Others were far more impressed. "She had absolutely no airs about her," says Ann-Margret, who costarred with Colbert in her final TV role, in the 1986 miniseries The Two Mrs. Grenvilles. "The long hours didn't daunt her at all." Adds American Film Institute cochairman George Stevens Jr., a friend: "Claudette had a wonderful sense of humor, and that translated onto the screen. She was jovial and did not take herself terribly seriously."
Not that she couldn't be demanding. Capra called Colbert "a tartar, but a cute one," and audiences adored her curled bangs, her big, round eyes and that throaty voice that always seemed to be saying, "Hey, boys, I wanna play too!" Born Lily Claudette Chauchoin in Paris on Sept. 13, 1903, she came with her parents to America—already despising her first name—at age 3, and by 1923, when she first came to Broadway, it was as Claudette Colbert. "Audiences always sound like they're glad to see me," she once told an interviewer, "and I'm damned glad to see them."
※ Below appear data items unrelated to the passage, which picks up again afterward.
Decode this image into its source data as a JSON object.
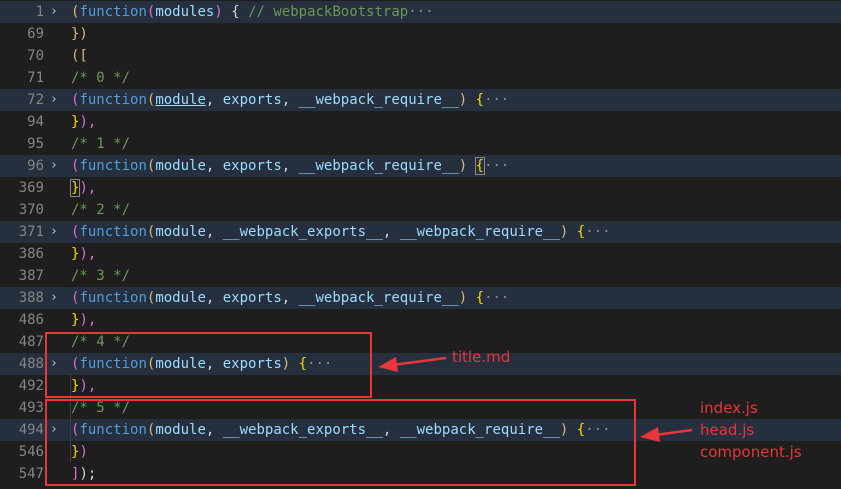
{
  "lines": [
    {
      "num": "1",
      "folded": true,
      "fold": "›",
      "tokens": [
        [
          "(",
          "t-paren"
        ],
        [
          "function",
          "t-kw"
        ],
        [
          "(",
          "t-bracket"
        ],
        [
          "modules",
          "t-param"
        ],
        [
          ")",
          "t-bracket"
        ],
        [
          " { ",
          "t-punct"
        ],
        [
          "// webpackBootstrap",
          "t-comment"
        ],
        [
          "···",
          "t-ellipsis"
        ]
      ]
    },
    {
      "num": "69",
      "folded": false,
      "fold": "",
      "tokens": [
        [
          "})",
          "t-paren"
        ]
      ]
    },
    {
      "num": "70",
      "folded": false,
      "fold": "",
      "tokens": [
        [
          "([",
          "t-paren"
        ]
      ]
    },
    {
      "num": "71",
      "folded": false,
      "fold": "",
      "tokens": [
        [
          "/* 0 */",
          "t-comment"
        ]
      ]
    },
    {
      "num": "72",
      "folded": true,
      "fold": "›",
      "tokens": [
        [
          "(",
          "t-bracket"
        ],
        [
          "function",
          "t-kw"
        ],
        [
          "(",
          "t-paren"
        ],
        [
          "module",
          "t-param t-under"
        ],
        [
          ", ",
          "t-punct"
        ],
        [
          "exports",
          "t-param"
        ],
        [
          ", ",
          "t-punct"
        ],
        [
          "__webpack_require__",
          "t-param"
        ],
        [
          ") ",
          "t-paren"
        ],
        [
          "{",
          "t-brace"
        ],
        [
          "···",
          "t-ellipsis"
        ]
      ]
    },
    {
      "num": "94",
      "folded": false,
      "fold": "",
      "tokens": [
        [
          "}",
          "t-brace"
        ],
        [
          "),",
          "t-bracket"
        ]
      ]
    },
    {
      "num": "95",
      "folded": false,
      "fold": "",
      "tokens": [
        [
          "/* 1 */",
          "t-comment"
        ]
      ]
    },
    {
      "num": "96",
      "folded": true,
      "fold": "›",
      "tokens": [
        [
          "(",
          "t-bracket"
        ],
        [
          "function",
          "t-kw"
        ],
        [
          "(",
          "t-paren"
        ],
        [
          "module",
          "t-param"
        ],
        [
          ", ",
          "t-punct"
        ],
        [
          "exports",
          "t-param"
        ],
        [
          ", ",
          "t-punct"
        ],
        [
          "__webpack_require__",
          "t-param"
        ],
        [
          ") ",
          "t-paren"
        ],
        [
          "{",
          "t-brace t-match"
        ],
        [
          "···",
          "t-ellipsis"
        ]
      ]
    },
    {
      "num": "369",
      "folded": false,
      "fold": "",
      "tokens": [
        [
          "}",
          "t-brace t-match"
        ],
        [
          "),",
          "t-bracket"
        ]
      ]
    },
    {
      "num": "370",
      "folded": false,
      "fold": "",
      "tokens": [
        [
          "/* 2 */",
          "t-comment"
        ]
      ]
    },
    {
      "num": "371",
      "folded": true,
      "fold": "›",
      "tokens": [
        [
          "(",
          "t-bracket"
        ],
        [
          "function",
          "t-kw"
        ],
        [
          "(",
          "t-paren"
        ],
        [
          "module",
          "t-param"
        ],
        [
          ", ",
          "t-punct"
        ],
        [
          "__webpack_exports__",
          "t-param"
        ],
        [
          ", ",
          "t-punct"
        ],
        [
          "__webpack_require__",
          "t-param"
        ],
        [
          ") ",
          "t-paren"
        ],
        [
          "{",
          "t-brace"
        ],
        [
          "···",
          "t-ellipsis"
        ]
      ]
    },
    {
      "num": "386",
      "folded": false,
      "fold": "",
      "tokens": [
        [
          "}",
          "t-brace"
        ],
        [
          "),",
          "t-bracket"
        ]
      ]
    },
    {
      "num": "387",
      "folded": false,
      "fold": "",
      "tokens": [
        [
          "/* 3 */",
          "t-comment"
        ]
      ]
    },
    {
      "num": "388",
      "folded": true,
      "fold": "›",
      "tokens": [
        [
          "(",
          "t-bracket"
        ],
        [
          "function",
          "t-kw"
        ],
        [
          "(",
          "t-paren"
        ],
        [
          "module",
          "t-param"
        ],
        [
          ", ",
          "t-punct"
        ],
        [
          "exports",
          "t-param"
        ],
        [
          ", ",
          "t-punct"
        ],
        [
          "__webpack_require__",
          "t-param"
        ],
        [
          ") ",
          "t-paren"
        ],
        [
          "{",
          "t-brace"
        ],
        [
          "···",
          "t-ellipsis"
        ]
      ]
    },
    {
      "num": "486",
      "folded": false,
      "fold": "",
      "tokens": [
        [
          "}",
          "t-brace"
        ],
        [
          "),",
          "t-bracket"
        ]
      ]
    },
    {
      "num": "487",
      "folded": false,
      "fold": "",
      "tokens": [
        [
          "/* 4 */",
          "t-comment"
        ]
      ]
    },
    {
      "num": "488",
      "folded": true,
      "fold": "›",
      "tokens": [
        [
          "(",
          "t-bracket"
        ],
        [
          "function",
          "t-kw"
        ],
        [
          "(",
          "t-paren"
        ],
        [
          "module",
          "t-param"
        ],
        [
          ", ",
          "t-punct"
        ],
        [
          "exports",
          "t-param"
        ],
        [
          ") ",
          "t-paren"
        ],
        [
          "{",
          "t-brace"
        ],
        [
          "···",
          "t-ellipsis"
        ]
      ]
    },
    {
      "num": "492",
      "folded": false,
      "fold": "",
      "tokens": [
        [
          "}",
          "t-brace"
        ],
        [
          "),",
          "t-bracket"
        ]
      ]
    },
    {
      "num": "493",
      "folded": false,
      "fold": "",
      "tokens": [
        [
          "/* 5 */",
          "t-comment"
        ]
      ]
    },
    {
      "num": "494",
      "folded": true,
      "fold": "›",
      "tokens": [
        [
          "(",
          "t-bracket"
        ],
        [
          "function",
          "t-kw"
        ],
        [
          "(",
          "t-paren"
        ],
        [
          "module",
          "t-param"
        ],
        [
          ", ",
          "t-punct"
        ],
        [
          "__webpack_exports__",
          "t-param"
        ],
        [
          ", ",
          "t-punct"
        ],
        [
          "__webpack_require__",
          "t-param"
        ],
        [
          ") ",
          "t-paren"
        ],
        [
          "{",
          "t-brace"
        ],
        [
          "···",
          "t-ellipsis"
        ]
      ]
    },
    {
      "num": "546",
      "folded": false,
      "fold": "",
      "tokens": [
        [
          "}",
          "t-brace"
        ],
        [
          ")",
          "t-bracket"
        ]
      ]
    },
    {
      "num": "547",
      "folded": false,
      "fold": "",
      "tokens": [
        [
          "]",
          "t-bracket"
        ],
        [
          ");",
          "t-punct"
        ]
      ]
    }
  ],
  "annotations": {
    "title_label": "title.md",
    "files_label_1": "index.js",
    "files_label_2": "head.js",
    "files_label_3": "component.js"
  },
  "colors": {
    "highlight_red": "#e8363a",
    "folded_line_bg": "#252f3d",
    "editor_bg": "#1e1e1e"
  }
}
When the Depression turned theaters dark, she went to Hollywood. Her breakthrough came in 1934 in a film for which she was the director's fifth choice (Myrna Loy was first) and which she initially disdained. Later, accepting a Best Actress Oscar for It Happened One Night, she said, "I owe Frank Capra for this."
Colbert was proud of never having taken acting lessons. "I've always believed that acting is instinct to start with," she told The New York Times in 1978. "You either have it or you don't." She had it.